Do you have trouble saying “no” to people?  Even after you’ve said no, if pushed, do you have trouble sticking to your simple “no”?  Do you understand that “no” is a complete sentence?  Or do you feel compelled to offer an explanation of why you’ve said “no”?  Do you accept unacceptable behavior from others?  Do you get in a huff about “having” to do this or that but feel you must still perform the task?  Do you take on others’ problems only to become overwhelmed by them?

You don’t have healthy boundaries.  How do I know this?  Because I’ve gone most of my life without healthy boundaries myself and still have a bit of trouble setting them.  At least I’m aware of the problem now.  When I become angry, or feel guilty, or get my feelings hurt I’m painfully aware that it is usually my own fault.  Am I excusing the behavior of others?  No.  They are still responsible for their own behavior. But guess what?  So am I.
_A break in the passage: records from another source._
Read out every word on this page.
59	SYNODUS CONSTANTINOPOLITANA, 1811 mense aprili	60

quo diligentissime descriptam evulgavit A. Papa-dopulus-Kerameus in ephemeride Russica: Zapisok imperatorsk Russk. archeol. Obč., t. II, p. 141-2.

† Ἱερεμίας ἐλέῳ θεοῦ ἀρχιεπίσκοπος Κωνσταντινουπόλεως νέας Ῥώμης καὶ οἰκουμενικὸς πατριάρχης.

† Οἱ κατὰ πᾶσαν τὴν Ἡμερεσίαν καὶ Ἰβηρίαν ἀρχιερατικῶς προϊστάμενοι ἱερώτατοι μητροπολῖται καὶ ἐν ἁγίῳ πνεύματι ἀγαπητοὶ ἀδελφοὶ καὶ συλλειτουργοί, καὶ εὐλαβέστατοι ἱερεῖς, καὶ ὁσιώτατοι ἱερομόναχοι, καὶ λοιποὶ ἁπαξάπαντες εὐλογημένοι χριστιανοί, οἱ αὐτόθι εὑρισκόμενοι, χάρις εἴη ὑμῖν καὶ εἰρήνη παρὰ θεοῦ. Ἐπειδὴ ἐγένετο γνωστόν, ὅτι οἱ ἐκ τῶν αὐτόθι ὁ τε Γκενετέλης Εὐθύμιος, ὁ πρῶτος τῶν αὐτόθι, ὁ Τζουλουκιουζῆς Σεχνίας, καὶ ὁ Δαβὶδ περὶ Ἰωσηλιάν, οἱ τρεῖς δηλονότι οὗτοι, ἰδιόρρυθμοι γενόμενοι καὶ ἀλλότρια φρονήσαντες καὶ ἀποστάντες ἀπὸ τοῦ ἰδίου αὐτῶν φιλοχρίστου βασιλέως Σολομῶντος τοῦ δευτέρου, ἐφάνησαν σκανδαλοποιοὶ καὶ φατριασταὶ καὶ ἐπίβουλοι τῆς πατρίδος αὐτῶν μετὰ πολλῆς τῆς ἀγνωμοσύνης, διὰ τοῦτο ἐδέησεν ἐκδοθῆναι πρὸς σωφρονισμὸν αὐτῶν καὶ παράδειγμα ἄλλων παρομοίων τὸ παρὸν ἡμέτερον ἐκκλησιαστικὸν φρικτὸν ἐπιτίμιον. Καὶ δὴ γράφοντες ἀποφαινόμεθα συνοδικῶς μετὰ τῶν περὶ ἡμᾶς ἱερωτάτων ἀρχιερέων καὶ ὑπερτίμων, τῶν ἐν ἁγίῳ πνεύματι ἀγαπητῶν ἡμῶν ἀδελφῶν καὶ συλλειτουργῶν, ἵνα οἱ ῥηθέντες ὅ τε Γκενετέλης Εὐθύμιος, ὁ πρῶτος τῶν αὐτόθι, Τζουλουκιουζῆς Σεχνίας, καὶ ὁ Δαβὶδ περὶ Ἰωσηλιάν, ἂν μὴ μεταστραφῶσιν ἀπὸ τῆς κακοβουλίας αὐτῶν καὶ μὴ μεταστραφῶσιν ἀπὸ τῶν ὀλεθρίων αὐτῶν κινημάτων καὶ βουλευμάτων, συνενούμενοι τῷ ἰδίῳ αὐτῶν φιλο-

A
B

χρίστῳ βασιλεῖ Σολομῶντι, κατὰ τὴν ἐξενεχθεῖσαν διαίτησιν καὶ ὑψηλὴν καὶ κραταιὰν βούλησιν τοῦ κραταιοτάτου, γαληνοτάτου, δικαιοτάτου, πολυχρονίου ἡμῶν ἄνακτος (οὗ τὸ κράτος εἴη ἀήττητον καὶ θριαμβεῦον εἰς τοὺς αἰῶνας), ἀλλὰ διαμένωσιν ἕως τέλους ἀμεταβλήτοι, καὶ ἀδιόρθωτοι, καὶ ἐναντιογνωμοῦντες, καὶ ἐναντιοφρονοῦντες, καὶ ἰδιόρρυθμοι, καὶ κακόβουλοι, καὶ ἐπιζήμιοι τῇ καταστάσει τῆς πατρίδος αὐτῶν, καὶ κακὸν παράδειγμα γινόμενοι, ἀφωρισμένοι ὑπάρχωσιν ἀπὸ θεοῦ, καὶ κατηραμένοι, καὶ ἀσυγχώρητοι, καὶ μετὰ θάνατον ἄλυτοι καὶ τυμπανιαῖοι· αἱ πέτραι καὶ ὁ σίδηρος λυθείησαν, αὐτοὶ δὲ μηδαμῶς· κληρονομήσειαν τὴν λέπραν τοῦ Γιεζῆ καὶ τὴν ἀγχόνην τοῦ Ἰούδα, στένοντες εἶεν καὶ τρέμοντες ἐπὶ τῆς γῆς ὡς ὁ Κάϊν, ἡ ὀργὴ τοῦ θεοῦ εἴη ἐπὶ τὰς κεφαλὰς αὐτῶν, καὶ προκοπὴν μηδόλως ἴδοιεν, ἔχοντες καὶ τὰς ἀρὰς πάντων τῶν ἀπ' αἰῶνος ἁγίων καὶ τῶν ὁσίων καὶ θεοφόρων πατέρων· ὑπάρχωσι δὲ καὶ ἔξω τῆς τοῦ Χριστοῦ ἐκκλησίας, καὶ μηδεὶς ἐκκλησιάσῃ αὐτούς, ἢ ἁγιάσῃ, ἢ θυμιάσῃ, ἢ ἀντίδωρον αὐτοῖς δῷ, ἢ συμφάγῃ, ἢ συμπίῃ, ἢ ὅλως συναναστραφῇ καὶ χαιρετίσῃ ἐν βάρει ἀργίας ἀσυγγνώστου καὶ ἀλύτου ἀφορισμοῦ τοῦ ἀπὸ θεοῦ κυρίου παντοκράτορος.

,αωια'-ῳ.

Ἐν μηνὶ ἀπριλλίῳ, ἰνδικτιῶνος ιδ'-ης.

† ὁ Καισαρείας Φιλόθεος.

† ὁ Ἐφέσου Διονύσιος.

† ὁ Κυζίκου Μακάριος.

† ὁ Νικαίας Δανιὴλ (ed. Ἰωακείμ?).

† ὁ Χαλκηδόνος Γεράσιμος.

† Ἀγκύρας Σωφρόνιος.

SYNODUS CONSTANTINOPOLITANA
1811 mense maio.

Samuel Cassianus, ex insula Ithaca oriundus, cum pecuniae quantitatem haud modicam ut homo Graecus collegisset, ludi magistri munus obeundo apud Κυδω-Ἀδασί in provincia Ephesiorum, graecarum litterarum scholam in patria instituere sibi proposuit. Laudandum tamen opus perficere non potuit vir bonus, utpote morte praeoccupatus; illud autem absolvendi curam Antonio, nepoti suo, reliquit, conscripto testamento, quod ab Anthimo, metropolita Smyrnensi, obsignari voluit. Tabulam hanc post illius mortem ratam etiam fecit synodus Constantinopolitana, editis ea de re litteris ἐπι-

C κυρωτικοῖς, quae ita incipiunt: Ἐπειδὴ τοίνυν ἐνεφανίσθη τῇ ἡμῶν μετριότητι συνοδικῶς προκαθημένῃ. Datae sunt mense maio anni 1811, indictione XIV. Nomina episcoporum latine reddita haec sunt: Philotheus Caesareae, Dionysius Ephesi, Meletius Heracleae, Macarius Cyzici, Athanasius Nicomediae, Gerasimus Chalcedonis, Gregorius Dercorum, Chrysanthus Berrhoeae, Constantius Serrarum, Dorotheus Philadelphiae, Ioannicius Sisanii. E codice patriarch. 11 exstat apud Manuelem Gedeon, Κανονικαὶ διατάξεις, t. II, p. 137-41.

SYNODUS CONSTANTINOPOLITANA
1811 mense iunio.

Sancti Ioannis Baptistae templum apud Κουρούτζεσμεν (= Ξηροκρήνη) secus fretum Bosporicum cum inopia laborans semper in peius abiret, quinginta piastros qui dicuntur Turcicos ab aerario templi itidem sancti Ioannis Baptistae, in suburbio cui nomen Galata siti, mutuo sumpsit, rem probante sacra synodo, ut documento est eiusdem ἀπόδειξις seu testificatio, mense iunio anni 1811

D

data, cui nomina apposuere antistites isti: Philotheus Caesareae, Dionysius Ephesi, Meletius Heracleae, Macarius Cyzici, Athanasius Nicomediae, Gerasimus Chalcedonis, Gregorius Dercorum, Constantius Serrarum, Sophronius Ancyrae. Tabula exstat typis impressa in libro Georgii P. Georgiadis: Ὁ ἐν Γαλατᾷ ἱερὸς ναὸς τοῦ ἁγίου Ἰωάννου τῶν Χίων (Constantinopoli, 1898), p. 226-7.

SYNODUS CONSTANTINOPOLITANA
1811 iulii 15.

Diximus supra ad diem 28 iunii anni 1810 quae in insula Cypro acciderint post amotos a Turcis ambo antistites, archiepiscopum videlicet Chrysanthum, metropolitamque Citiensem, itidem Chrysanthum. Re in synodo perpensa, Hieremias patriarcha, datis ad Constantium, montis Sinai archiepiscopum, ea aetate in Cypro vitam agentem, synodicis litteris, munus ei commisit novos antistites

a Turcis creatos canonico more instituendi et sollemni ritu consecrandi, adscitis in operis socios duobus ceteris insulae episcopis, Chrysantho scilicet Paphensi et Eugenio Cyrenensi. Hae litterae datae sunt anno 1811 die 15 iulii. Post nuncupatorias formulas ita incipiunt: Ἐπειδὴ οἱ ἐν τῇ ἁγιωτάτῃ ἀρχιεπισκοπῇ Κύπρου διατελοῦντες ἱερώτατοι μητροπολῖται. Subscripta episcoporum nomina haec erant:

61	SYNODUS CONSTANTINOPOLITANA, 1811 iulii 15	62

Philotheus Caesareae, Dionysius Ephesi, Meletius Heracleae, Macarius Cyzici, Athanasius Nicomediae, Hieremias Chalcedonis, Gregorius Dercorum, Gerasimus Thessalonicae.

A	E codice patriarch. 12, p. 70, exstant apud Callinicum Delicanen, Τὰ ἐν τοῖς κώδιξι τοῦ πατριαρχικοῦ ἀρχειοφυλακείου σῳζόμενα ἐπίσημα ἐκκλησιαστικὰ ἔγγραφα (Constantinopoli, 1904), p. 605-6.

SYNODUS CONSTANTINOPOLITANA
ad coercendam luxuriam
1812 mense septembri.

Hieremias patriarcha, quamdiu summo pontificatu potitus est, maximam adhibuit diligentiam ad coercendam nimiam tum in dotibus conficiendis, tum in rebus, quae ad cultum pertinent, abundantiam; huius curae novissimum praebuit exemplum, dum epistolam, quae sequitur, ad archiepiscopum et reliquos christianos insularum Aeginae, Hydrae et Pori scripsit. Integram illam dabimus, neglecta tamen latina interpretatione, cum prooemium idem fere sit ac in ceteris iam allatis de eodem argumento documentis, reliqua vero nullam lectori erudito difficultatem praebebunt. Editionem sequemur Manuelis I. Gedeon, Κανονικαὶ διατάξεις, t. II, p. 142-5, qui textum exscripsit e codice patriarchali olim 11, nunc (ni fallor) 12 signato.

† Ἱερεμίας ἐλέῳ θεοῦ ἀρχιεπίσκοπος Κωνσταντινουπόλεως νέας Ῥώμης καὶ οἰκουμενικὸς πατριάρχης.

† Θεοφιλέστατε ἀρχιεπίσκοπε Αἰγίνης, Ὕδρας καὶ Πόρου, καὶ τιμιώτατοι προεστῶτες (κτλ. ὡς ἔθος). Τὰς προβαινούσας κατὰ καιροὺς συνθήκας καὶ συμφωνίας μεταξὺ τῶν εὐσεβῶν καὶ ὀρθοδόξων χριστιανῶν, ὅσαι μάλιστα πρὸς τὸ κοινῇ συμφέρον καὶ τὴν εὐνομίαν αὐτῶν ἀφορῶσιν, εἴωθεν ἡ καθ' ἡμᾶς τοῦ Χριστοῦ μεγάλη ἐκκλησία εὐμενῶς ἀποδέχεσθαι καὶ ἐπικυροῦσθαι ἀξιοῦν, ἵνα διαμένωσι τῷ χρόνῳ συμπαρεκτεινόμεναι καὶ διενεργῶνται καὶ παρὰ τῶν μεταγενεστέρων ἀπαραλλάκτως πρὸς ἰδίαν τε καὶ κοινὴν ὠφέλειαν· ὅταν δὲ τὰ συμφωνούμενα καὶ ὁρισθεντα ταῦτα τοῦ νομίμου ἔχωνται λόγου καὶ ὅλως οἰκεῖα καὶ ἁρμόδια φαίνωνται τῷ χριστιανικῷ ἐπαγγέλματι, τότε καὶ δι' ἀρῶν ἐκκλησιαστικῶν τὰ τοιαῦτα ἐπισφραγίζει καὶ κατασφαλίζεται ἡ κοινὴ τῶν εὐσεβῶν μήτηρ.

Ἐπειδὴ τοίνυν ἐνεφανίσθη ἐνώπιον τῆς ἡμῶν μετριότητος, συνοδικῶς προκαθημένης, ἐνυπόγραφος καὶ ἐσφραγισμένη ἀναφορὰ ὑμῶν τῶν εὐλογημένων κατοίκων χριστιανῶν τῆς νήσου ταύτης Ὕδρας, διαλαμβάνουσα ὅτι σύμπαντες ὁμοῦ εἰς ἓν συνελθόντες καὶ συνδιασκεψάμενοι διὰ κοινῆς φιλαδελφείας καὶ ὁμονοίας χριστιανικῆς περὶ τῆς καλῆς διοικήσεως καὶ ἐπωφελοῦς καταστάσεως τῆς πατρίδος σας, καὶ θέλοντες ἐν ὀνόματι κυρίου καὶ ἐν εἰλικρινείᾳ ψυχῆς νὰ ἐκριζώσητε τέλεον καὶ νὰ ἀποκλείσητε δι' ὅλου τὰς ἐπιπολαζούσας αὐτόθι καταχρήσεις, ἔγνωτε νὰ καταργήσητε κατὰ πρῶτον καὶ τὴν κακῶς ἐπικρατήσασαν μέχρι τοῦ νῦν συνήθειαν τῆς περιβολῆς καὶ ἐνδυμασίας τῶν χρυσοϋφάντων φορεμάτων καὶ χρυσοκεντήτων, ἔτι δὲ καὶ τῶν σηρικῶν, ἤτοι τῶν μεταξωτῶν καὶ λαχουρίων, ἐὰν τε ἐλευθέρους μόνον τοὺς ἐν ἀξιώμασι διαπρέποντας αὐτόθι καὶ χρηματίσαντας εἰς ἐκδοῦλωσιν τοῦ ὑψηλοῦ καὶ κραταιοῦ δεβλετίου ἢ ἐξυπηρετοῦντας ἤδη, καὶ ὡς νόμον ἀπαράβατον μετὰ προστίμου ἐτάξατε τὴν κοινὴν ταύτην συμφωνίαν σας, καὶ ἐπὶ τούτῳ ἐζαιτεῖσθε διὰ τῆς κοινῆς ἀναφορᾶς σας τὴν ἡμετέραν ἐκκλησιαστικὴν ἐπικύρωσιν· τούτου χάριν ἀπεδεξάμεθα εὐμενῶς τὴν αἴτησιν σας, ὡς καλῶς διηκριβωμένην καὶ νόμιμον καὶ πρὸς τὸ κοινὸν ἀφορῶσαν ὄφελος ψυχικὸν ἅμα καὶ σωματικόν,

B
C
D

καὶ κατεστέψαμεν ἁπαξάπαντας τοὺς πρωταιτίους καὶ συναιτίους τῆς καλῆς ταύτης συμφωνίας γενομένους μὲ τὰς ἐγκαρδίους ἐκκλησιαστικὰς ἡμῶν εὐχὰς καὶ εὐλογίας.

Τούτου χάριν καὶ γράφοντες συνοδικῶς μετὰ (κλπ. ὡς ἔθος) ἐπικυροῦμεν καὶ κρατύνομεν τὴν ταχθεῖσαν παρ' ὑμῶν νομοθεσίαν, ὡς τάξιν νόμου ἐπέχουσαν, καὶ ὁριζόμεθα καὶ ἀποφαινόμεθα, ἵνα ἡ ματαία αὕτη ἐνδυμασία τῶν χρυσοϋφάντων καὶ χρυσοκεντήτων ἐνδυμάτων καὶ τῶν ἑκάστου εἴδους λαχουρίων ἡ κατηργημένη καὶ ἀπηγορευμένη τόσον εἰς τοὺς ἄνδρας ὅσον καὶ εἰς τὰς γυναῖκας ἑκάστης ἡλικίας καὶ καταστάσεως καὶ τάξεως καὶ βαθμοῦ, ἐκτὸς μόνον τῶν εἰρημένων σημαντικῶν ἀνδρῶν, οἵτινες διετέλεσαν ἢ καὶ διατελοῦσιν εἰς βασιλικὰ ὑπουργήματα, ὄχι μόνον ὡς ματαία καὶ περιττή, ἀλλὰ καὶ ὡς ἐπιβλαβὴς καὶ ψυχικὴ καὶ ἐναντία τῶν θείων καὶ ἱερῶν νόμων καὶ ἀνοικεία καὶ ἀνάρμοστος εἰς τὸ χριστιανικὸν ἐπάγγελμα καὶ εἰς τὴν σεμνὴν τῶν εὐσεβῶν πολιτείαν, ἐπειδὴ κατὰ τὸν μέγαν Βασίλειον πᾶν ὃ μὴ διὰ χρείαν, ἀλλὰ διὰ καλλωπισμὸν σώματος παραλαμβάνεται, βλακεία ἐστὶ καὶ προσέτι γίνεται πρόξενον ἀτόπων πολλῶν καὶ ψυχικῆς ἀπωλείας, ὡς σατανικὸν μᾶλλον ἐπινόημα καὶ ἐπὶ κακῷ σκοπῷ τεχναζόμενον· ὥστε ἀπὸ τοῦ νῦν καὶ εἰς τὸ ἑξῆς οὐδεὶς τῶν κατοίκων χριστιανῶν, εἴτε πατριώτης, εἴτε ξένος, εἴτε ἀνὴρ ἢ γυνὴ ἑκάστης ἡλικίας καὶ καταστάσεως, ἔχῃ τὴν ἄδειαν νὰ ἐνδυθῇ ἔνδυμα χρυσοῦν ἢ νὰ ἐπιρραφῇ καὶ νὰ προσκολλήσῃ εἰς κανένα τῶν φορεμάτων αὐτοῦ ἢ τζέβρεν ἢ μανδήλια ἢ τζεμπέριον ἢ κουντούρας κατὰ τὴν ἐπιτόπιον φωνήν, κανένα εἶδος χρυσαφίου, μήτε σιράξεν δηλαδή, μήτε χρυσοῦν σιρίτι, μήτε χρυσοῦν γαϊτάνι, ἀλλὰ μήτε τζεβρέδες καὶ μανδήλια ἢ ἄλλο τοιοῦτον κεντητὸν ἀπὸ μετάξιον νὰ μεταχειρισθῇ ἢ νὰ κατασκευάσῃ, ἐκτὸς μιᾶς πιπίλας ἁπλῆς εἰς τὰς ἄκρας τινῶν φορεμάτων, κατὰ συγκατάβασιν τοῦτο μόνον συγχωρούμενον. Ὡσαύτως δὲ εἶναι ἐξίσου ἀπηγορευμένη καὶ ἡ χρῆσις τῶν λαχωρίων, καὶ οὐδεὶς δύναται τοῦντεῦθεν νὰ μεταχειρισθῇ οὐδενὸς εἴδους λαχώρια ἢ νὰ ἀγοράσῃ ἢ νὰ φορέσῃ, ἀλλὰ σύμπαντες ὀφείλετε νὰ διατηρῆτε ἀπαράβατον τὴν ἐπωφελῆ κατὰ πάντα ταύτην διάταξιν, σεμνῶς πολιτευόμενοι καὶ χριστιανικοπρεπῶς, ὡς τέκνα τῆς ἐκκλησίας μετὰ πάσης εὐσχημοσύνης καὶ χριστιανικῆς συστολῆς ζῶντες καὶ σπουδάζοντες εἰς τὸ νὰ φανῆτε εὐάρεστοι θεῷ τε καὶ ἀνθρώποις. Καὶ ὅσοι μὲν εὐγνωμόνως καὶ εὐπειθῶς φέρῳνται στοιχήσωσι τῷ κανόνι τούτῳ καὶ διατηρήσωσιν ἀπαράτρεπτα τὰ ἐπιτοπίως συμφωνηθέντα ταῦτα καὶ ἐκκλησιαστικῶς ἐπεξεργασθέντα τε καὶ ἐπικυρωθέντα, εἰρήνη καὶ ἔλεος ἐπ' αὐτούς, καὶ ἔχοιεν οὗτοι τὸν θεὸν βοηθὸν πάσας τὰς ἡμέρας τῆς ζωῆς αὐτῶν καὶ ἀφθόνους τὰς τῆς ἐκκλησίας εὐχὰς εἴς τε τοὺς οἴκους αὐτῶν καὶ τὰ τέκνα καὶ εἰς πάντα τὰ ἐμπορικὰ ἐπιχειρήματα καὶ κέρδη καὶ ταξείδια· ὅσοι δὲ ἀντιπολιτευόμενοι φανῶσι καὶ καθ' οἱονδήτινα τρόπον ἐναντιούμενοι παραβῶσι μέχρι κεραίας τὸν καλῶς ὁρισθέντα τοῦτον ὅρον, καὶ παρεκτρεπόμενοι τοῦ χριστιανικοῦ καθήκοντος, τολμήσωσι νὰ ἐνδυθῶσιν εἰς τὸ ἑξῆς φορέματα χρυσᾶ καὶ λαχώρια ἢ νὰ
When we walk around with this martyr’s complex, feeling like we do all the work in relationships, and feeling exhausted by the weight of these relationships we are not exercising the power we have over the one thing we can control: ourselves.

I had a very hard time learning this simple lesson.  Yes, it is much harder to practice it than it is to preach it.  For me, anyway.  Especially when it involves those closest to me.  The fact of the matter is the word no is a complete sentence.  No explanation necessary.   I’ve begun putting this into to practice and little by little, each time I do it, it gets a little easier.

I’ve always been afraid that people wouldn’t like me anymore or that they wouldn’t ask me to do things in the future if I said no to them.  That’s actually a pretty irrational way of thinking.  If the only reason a person likes me is because I can do crap for them they don’t really like me anyway.  If I always so no then, yes, they might stop asking me to do things because most normal people get tired of one-sided relationships – not because I say no once or twice.   If I don’t reciprocate and ask others to do things they’d also get tired of a one-sided relationship.  But that doesn’t happen either.